I caught myself acting like an angry jerk the other day. I don’t like myself when that person comes out. It reminds me too much of some things I grew up with — and of things I’ve spent quite a bit of time trying to escape.
It really wasn’t a big deal. It was just a few seconds. Nobody else would remember it. Few would have noticed when it happened. But it’s stayed with me since late last week, almost taunting me like something from the past that I thought was dead.
I was driving down a busy road near my house last week. I think it was Thursday afternoon, but it might have been Friday. There was a car trying to turn left out of a business, so the driver had to turn across a lane of traffic to get to another one. Instead of waiting for a time when traffic was clear in both directions — or turning right and then turning around — he instead pulled out and blocked one lane of traffic completely while he waited for the other lane to clear so he could pull out.
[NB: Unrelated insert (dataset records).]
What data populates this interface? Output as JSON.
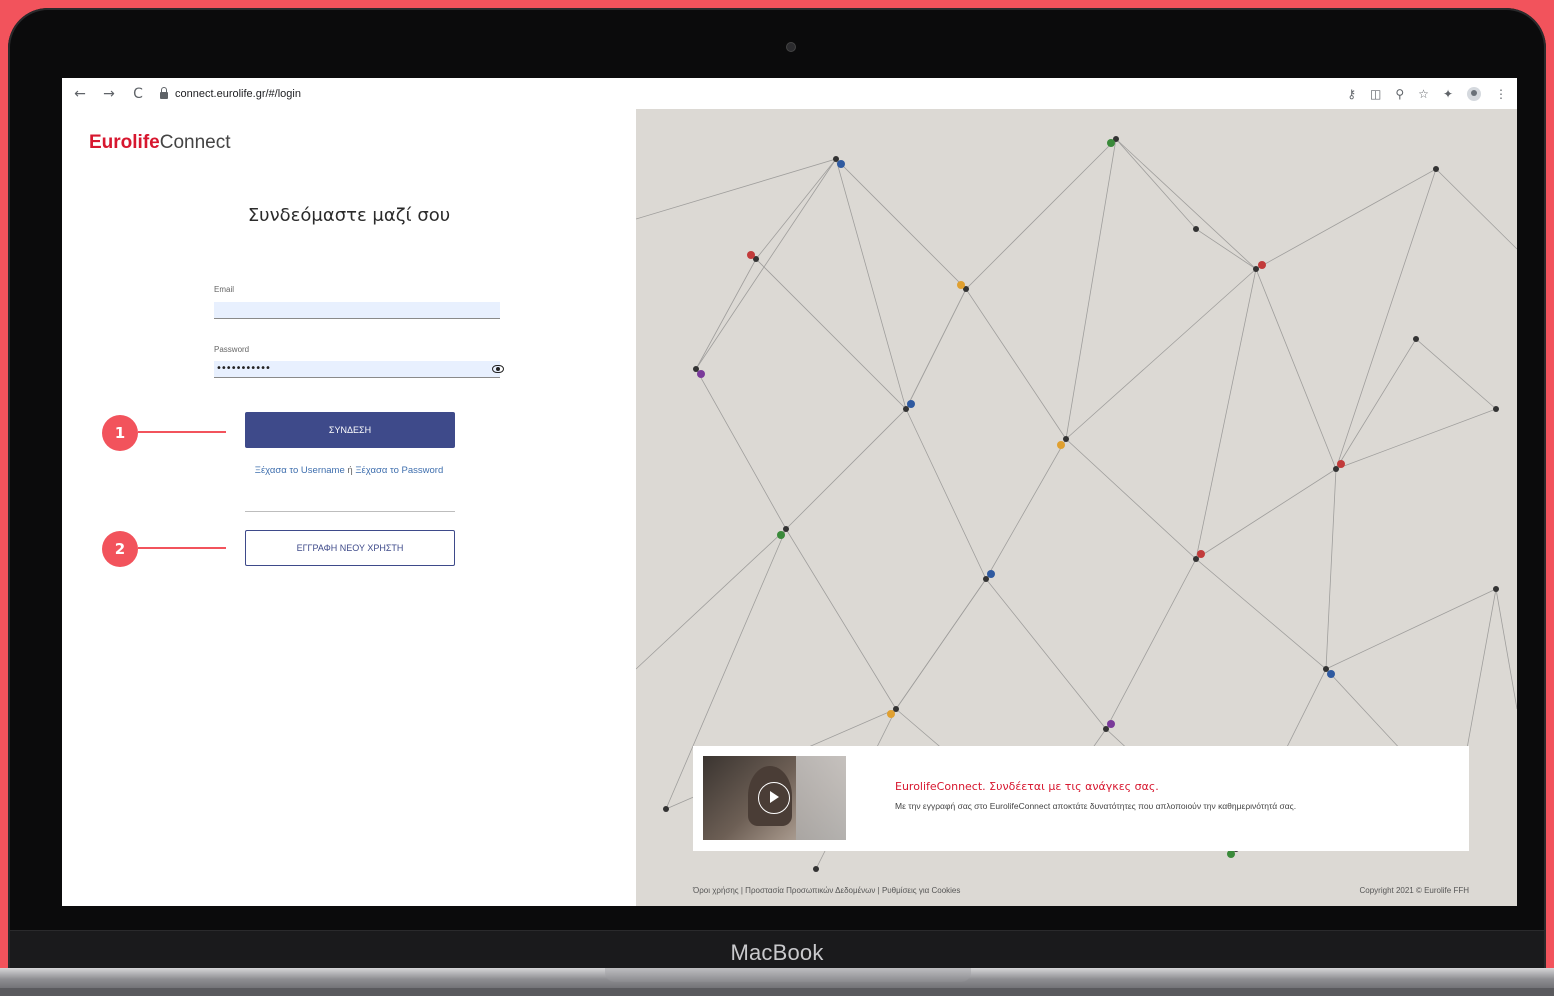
{
  "browser": {
    "url": "connect.eurolife.gr/#/login"
  },
  "logo": {
    "part1": "Eurolife",
    "part2": "Connect"
  },
  "login": {
    "heading": "Συνδεόμαστε μαζί σου",
    "email_label": "Email",
    "password_label": "Password",
    "password_masked": "•••••••••••",
    "submit_label": "ΣΥΝΔΕΣΗ",
    "forgot_username": "Ξέχασα το Username",
    "or": "ή",
    "forgot_password": "Ξέχασα το Password",
    "register_label": "ΕΓΓΡΑΦΗ ΝΕΟΥ ΧΡΗΣΤΗ"
  },
  "promo": {
    "title": "EurolifeConnect. Συνδέεται με τις ανάγκες σας.",
    "text": "Με την εγγραφή σας στο EurolifeConnect αποκτάτε δυνατότητες που απλοποιούν την καθημερινότητά σας."
  },
  "footer": {
    "links": "Όροι χρήσης | Προστασία Προσωπικών Δεδομένων | Ρυθμίσεις για Cookies",
    "copyright": "Copyright 2021 © Eurolife FFH"
  },
  "annotations": {
    "step1": "1",
    "step2": "2"
  },
  "device": {
    "label": "MacBook"
  },
  "colors": {
    "background": "#f2535c",
    "brand_red": "#d7172f",
    "primary_button": "#3e4a8a",
    "link": "#3f6fae"
  }
}
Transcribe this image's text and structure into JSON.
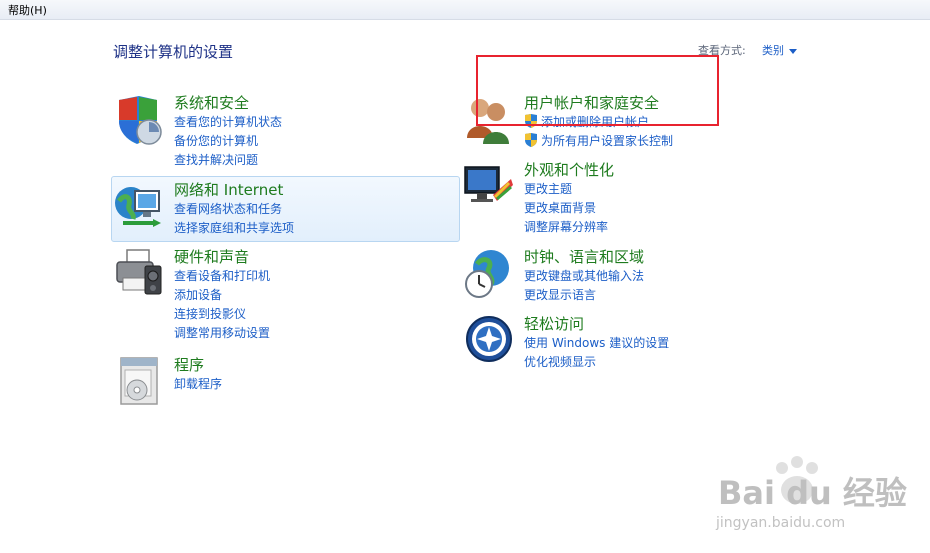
{
  "menubar": {
    "help": "帮助(H)"
  },
  "page_title": "调整计算机的设置",
  "view": {
    "label": "查看方式:",
    "value": "类别"
  },
  "categories": {
    "system": {
      "title": "系统和安全",
      "links": [
        "查看您的计算机状态",
        "备份您的计算机",
        "查找并解决问题"
      ],
      "icon": "shield-icon"
    },
    "network": {
      "title": "网络和 Internet",
      "links": [
        "查看网络状态和任务",
        "选择家庭组和共享选项"
      ],
      "icon": "network-globe-icon"
    },
    "hardware": {
      "title": "硬件和声音",
      "links": [
        "查看设备和打印机",
        "添加设备",
        "连接到投影仪",
        "调整常用移动设置"
      ],
      "icon": "printer-icon"
    },
    "programs": {
      "title": "程序",
      "links": [
        "卸载程序"
      ],
      "icon": "programs-icon"
    },
    "users": {
      "title": "用户帐户和家庭安全",
      "links": [
        "添加或删除用户帐户",
        "为所有用户设置家长控制"
      ],
      "icon": "users-icon"
    },
    "appearance": {
      "title": "外观和个性化",
      "links": [
        "更改主题",
        "更改桌面背景",
        "调整屏幕分辨率"
      ],
      "icon": "monitor-icon"
    },
    "clock": {
      "title": "时钟、语言和区域",
      "links": [
        "更改键盘或其他输入法",
        "更改显示语言"
      ],
      "icon": "clock-globe-icon"
    },
    "access": {
      "title": "轻松访问",
      "links": [
        "使用 Windows 建议的设置",
        "优化视频显示"
      ],
      "icon": "ease-of-access-icon"
    }
  },
  "colors": {
    "title_green": "#1e7b1e",
    "link_blue": "#1c5ec7",
    "highlight_red": "#e8232f"
  },
  "watermark": {
    "brand": "Bai du 经验",
    "url": "jingyan.baidu.com"
  }
}
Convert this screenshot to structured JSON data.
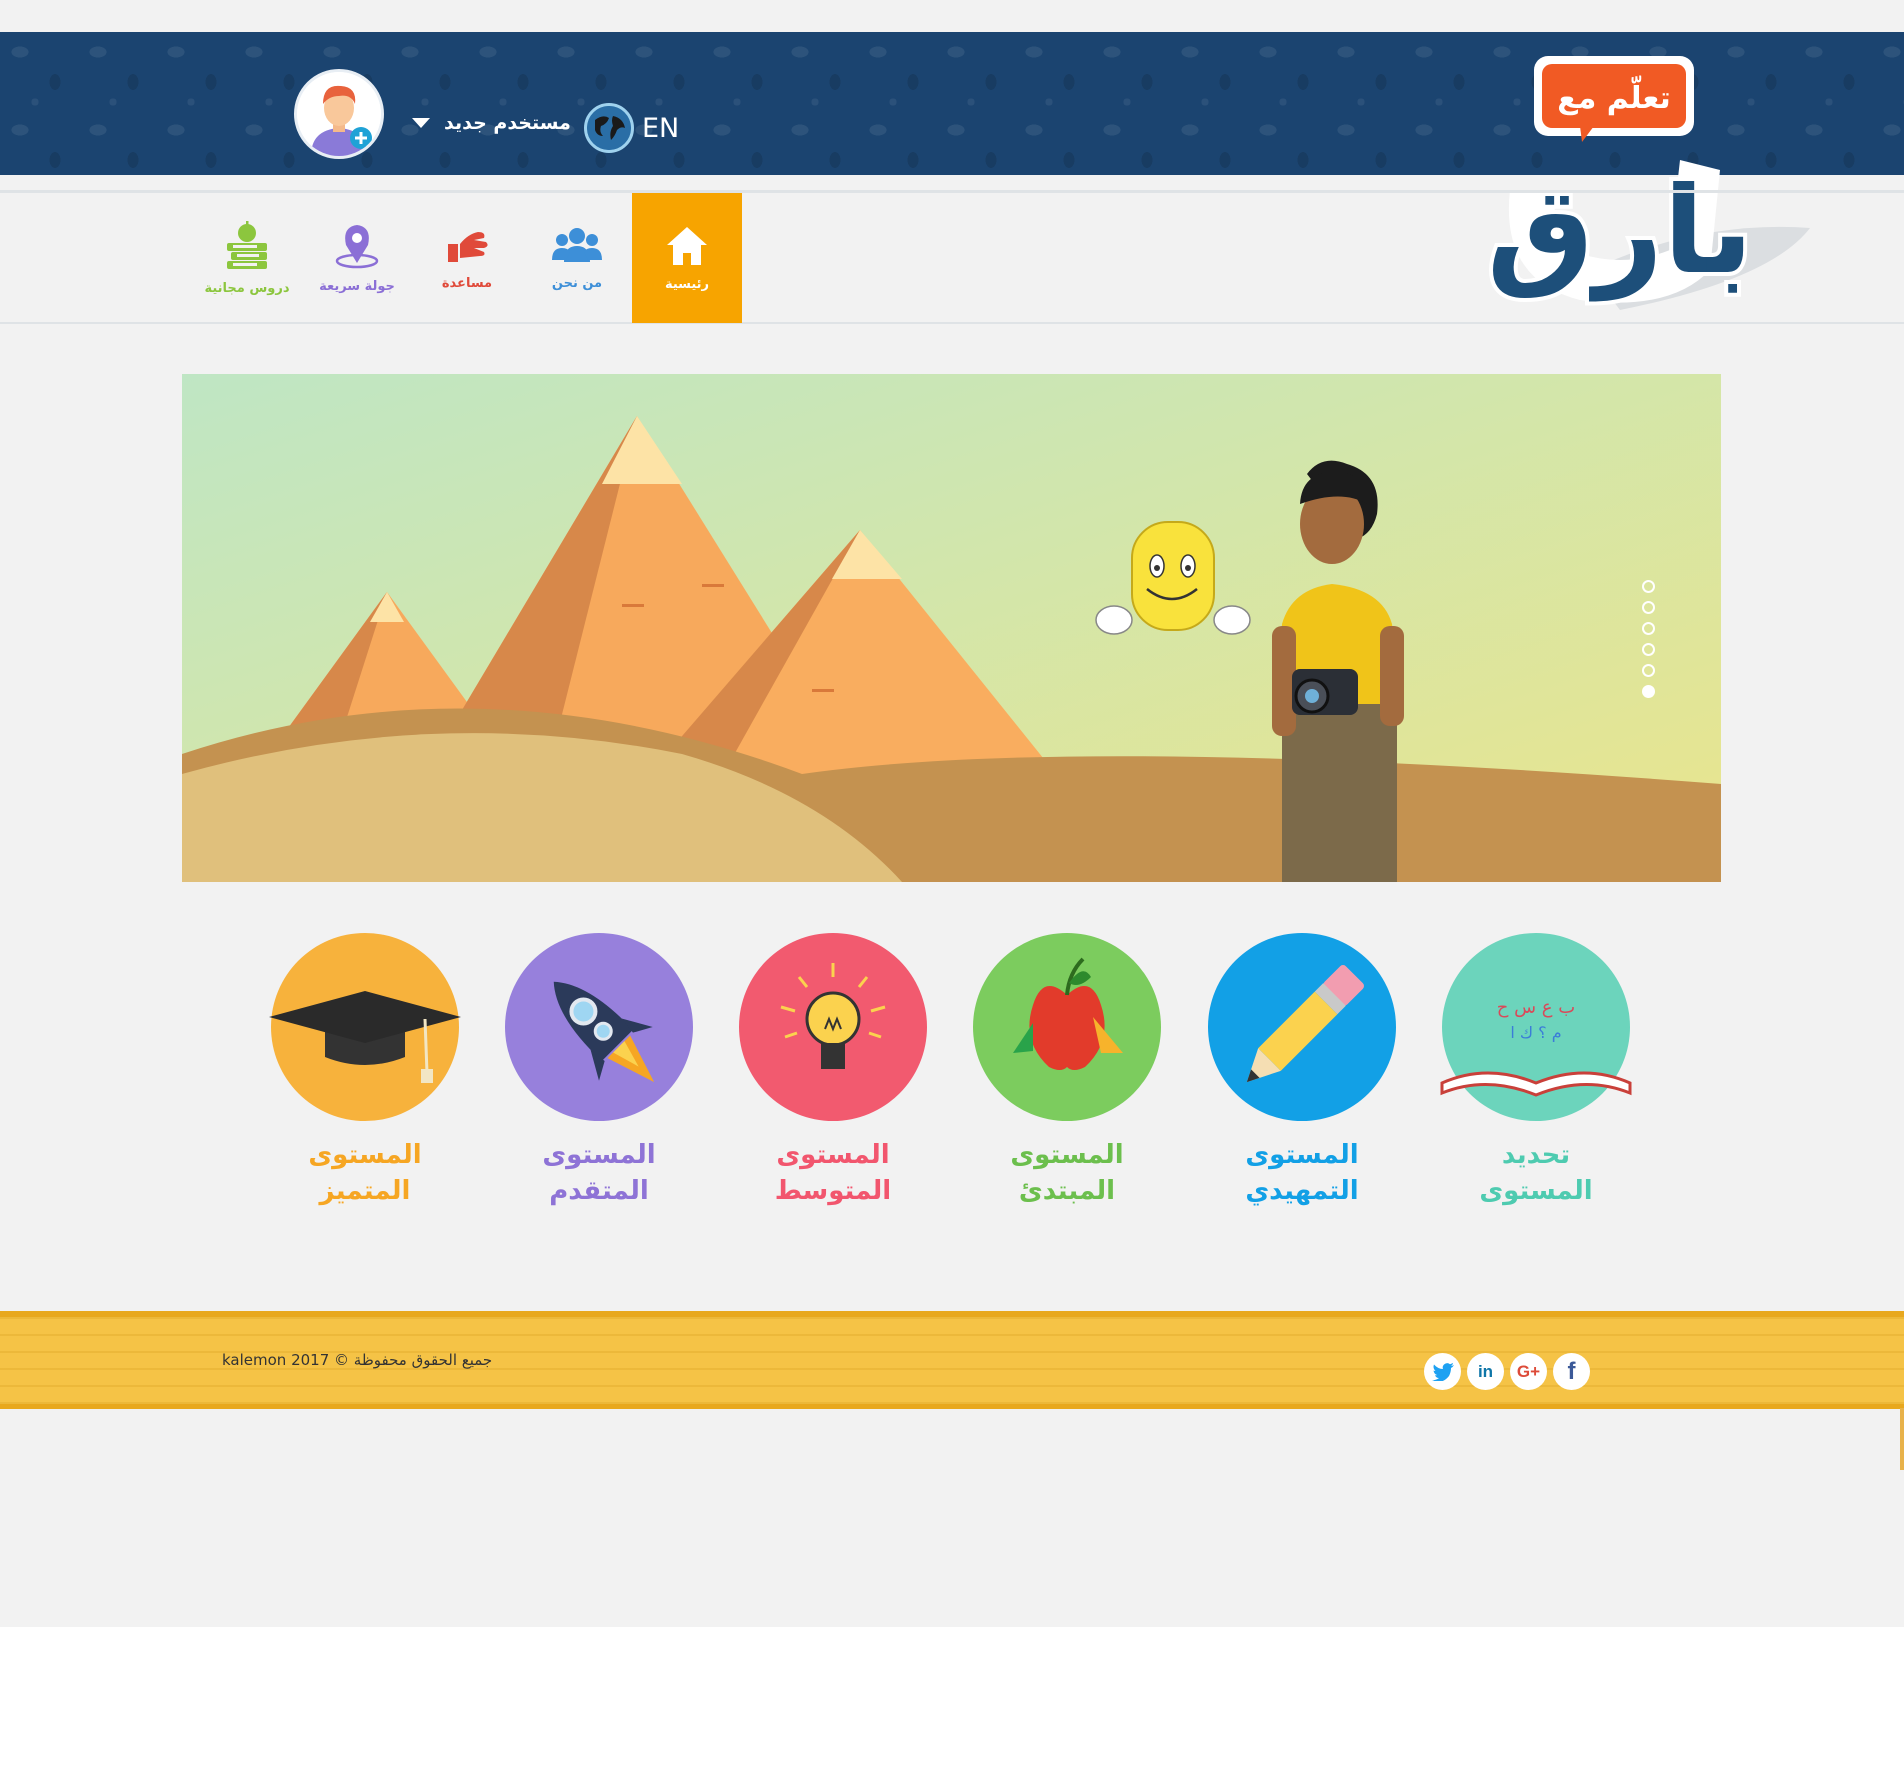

What he did was rude and against all traffic rules. He ended up holding up quite a number of people for 30 seconds or so, which seemed a lot longer while it was going on. But in the scheme of things, it wasn’t a big deal. I wasn’t in the hurry. It didn’t affect my life one bit.
But I was angry. He was violating the rules. He was cheating. He was holding me up. I blew my horn in righteous indignation.
It didn’t do any good, of course. My lane was blocked. Then it was unblocked and we moved on. It made no difference, but I was left angry and very unhappy with myself.
Why did I have to judge in this case? Why couldn’t I simply have accepted the situation as it existed and waited for it to resolve itself?
I can’t say for sure, but I have an idea. I grew up in a family where we weren’t allowed to have opinions different from those of my father. If I had a different thought than he had about something, I learned to keep it to myself. He would judge me harshly and I might even end up in trouble for having a different thought. It didn’t matter what the subject was. It could be music or humor or pretty much anything. So I grew up feeling angry at not being listened to and feeling very judged by someone else.
When I became an adult, I was finally able to show my frustration with people, but it was difficult. I was afraid to show disagreement, because I’d never been allowed to do so in small ways. So I still kept it bottled up, but would eventually get mad enough to be extremely angry in ways that I didn’t like.
It wasn’t until four or five years ago that I understood that some of that behavior was a shadow of what I’d experienced from my father. In my own small way, I was emulating him. And I constantly felt attacked — even over small things — so I felt that I must respond to everyone who I perceived as wronging me. As a result, I got into ugly online flame wars with people. I occasionally raged about other people in real life in ways that were out of proportion to the reality of the situation. I didn’t like what I’d become, and a great part of it came from the insecurity I felt. I was still acting as though those other people were all my father judging me.
I had to do a lot of work on myself to try to change that. In most ways, I’ve changed the behavior through very intentional decisions not to be that person — to overcome the training I got as a child.
Every now and then, though, I see just a slice of it again. Just a very tiny slice. That’s what happened last week. In the past, I felt justified in the way I felt and acted. Now, though, it makes me sick when I see even a hint of it, because it’s not who I want to be.
When it came to the basic issue last week, I was right. The driver of the other car was completely wrong. He had no right to do what he did. But by letting myself be so invested in judging him — and feeling wronged — I became the one who was wrong.
And now I have to accept a related truth. I’ve grown tremendously over the years when it comes to this issue, but I’m still not perfect. The Buddha is quoted as saying, “If your compassion does not include yourself, it is incomplete.” So if I continue to judge myself and beat myself up for letting the shadow of an old pattern show itself, I’ll be wrong in yet another way.
So the best I can say is that I’m still terribly imperfect. I always will be. But I’m trying really hard not to judge you or myself. Sometimes it’s very difficult.